Member of the Greek Senate
- In office 1847–1862
- Monarch: Otto

Member of Parliament for Kalamata
- In office 1862–1864

Personal details
- Born: 1792 Mani, Ottoman Empire (now Greece)
- Died: 1873 (aged 80–81) Kalamata, Kingdom of Greece
- Relations: Pierros Mavromichalis (father)

Military service
- Allegiance: Kingdom of Greece
- Branch/service: Hellenic Army
- Years of service: 1823–1847
- Rank: General
- Battles/wars: Greek War of Independence

= Antonios Mavromichalis =

Greek revolutionary, military officer and politician (1792–1873)

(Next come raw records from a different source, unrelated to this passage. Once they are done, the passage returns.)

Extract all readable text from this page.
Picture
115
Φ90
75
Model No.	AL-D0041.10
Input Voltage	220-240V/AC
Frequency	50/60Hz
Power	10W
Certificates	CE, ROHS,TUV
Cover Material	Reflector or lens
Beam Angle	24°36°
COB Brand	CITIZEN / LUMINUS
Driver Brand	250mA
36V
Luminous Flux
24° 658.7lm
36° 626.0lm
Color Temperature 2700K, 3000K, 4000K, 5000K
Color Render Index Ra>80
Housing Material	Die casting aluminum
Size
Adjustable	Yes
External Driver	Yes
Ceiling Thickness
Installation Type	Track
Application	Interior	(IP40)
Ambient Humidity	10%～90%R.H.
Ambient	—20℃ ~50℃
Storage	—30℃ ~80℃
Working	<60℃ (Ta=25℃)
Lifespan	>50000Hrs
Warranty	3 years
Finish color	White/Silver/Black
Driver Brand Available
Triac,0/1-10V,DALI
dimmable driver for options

Antonios Mavromichalis (Αντώνης Μαυρομιχάλης; c. 1792 – 1873) was a Greek revolutionary, military officer and politician.

==Biography==
He was born in Mani to Pierros Mavromichalis, of the notable Mavromichalis clan. He fought against Ali Pasha, and was captured and remained for years in Constantinople as a Turkish hostage. He managed to escape however shortly before the outbreak of the Greek War of Independence, subsequently participating in various battles. In 1823 he was named general of the rebels' irregular forces.

In 1830, he led a Maniot rebellion against Governor Ioannis Kapodistrias. Under King Otto, he joined the newly created Greek Gendarmerie and later transferred to the regular army, reaching general rank. He served as Otto's aide-de-camp and was appointed a member of the Senate in 1847. In 1862, he was an MP for Kalamata.

He died in Kalamata in 1873. He had two sons, both Army officers: Periklis Pierrakos-Mavromichalis, and Georgios P. Mavromichalis, who was killed during the Greco-Turkish War of 1897.